On 2013-12-09 01:52, Carsten Haitzler wrote:
> On Sun, 8 Dec 2013 12:17:53 -0500 Christopher Barry
> <[email protected]> said:
> 
>> On Sun, 8 Dec 2013 21:42:25 +0900
>> Carsten Haitzler (The Rasterman) <[email protected]> wrote:
>> 
>> > On Sun, 8 Dec 2013 10:25:04 +0000 Mick <[email protected]>
>> > said:
>> >
>> > > On Sunday 08 Dec 2013 01:48:18 Steven@e wrote:
>> > > > >> Hello beber, just for information, you dont need FUSE anymore
>> > > > >> to use ZFS.  zfsonlinux solves this.
>> > > > >
>> > > > > Thanks for the info, but why should we need this ? I see no
>> > > > > valid reason.
>> > >
>> > > There are out-of-tree Linux kernel modules care of ZFSOnLinux
>> > > Project[1]. Therefore using ZFS-Fuse is not necessary (or
>> > > recommended).  At least one valid reason for using ZFS (there are
>> > > many) is that it guards against fs corruption by using CRC
>> > > checksums.
>> > >
>> > > I understand that both Oracle (RHL) Linux and SUSE consider BTRFS
>> > > production ready and Oracle will be/are using this instead of ZFS.
>> > > From my limited understanding BTRFS is being developed at speed and
>> > > catching up with ZFS, but it does not have the amount of testing
>> > > that ZFS had to date to vouch for its stability/maturity.  At this
>> > > stage in their development ZFS is superior to BTRFS in terms of
>> > > functionality, although there is hope that BTRFS will develop at
>> > > speed.
>> >
>> > and why? ext4 HAS been production ready for YEARS... inf act not
>> > production ready... it has been *IN8 production for years... if there
>> > is a fs i would trust - it's ext4. not zfs and DEFINITELY not btrfs.
>> > ext4 (and 3 etc. before it) have many more miles of PRODUCTION behind
>> > them.
>> 
>> Absolutely.
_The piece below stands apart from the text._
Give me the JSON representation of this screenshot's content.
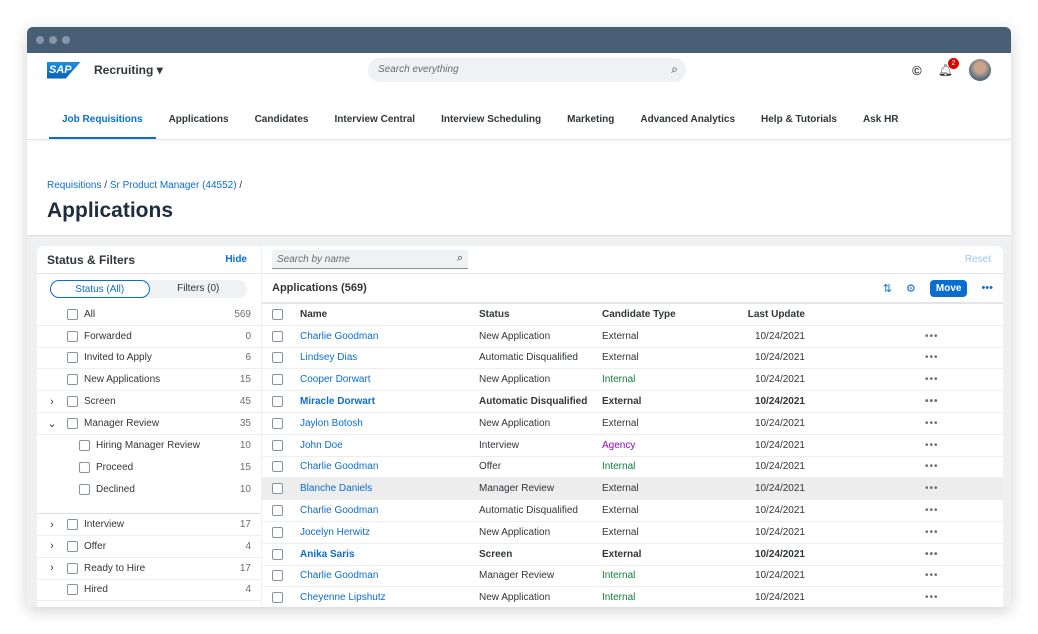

The other filesystems are amazing in their feature sets,
>> but are not viable production filesystems quite yet in my opinion.
>> 
>> >
>> > what this probably was ... was an unstable bleeding-edge kernel since
>> > the servers are being run on gentoo and thus are not exactly being
>> > conservative. it was probably a newly introduced bug that hasn't been
>> > hammered out and other fs's used less will have such bugs many times
>> > MORE than ext4 will.
>> >
>> >
>> 
>> Gentoo is a great desktop distro, but definitely not a server OS (may
>> cause a flame war here, but sorry...). For me, and I've been a 
>> sysadmin
>> since Debian first came out (yes, that long), and I've used literally
>> all distros at one time or another. Debian stable (or even testing) is
>> an ideal server OS you can absolutely rely on. I would not use 
>> anything
>> else. If you absolutely must use gentoo for some feature only it
>> provides, then only use it in the VM - definitely NOT on the host. The
>> host must be rock solid.
>> 
>> But, if rebuilding the setup is on the radar in light of this wake up
>> call, the filesystem argument is totally moot - just use LVM for the
>> images. It's the correct thing to do for a production VM host.
> 
> well beber (our admin who volunteers his time to the server and its 
> vms) wants
> gentoo.

Yep :) And opposed to Christopher, I don't find gentoo is great for a 
desktop but for servers.
The main reason is flexibility and that it's easier to manage, but as 
Chris said, this is flamewar topic, I could write a book on why people 
should not use Debian on servers.

We have a builder host, so configuration, packages etc are shared across 
all servers and no compilation is done on production hosts (without 
that, I have to say that it's a real pain in ass to maintain, but not 
the case)

About FS, raster speech agreed ++++.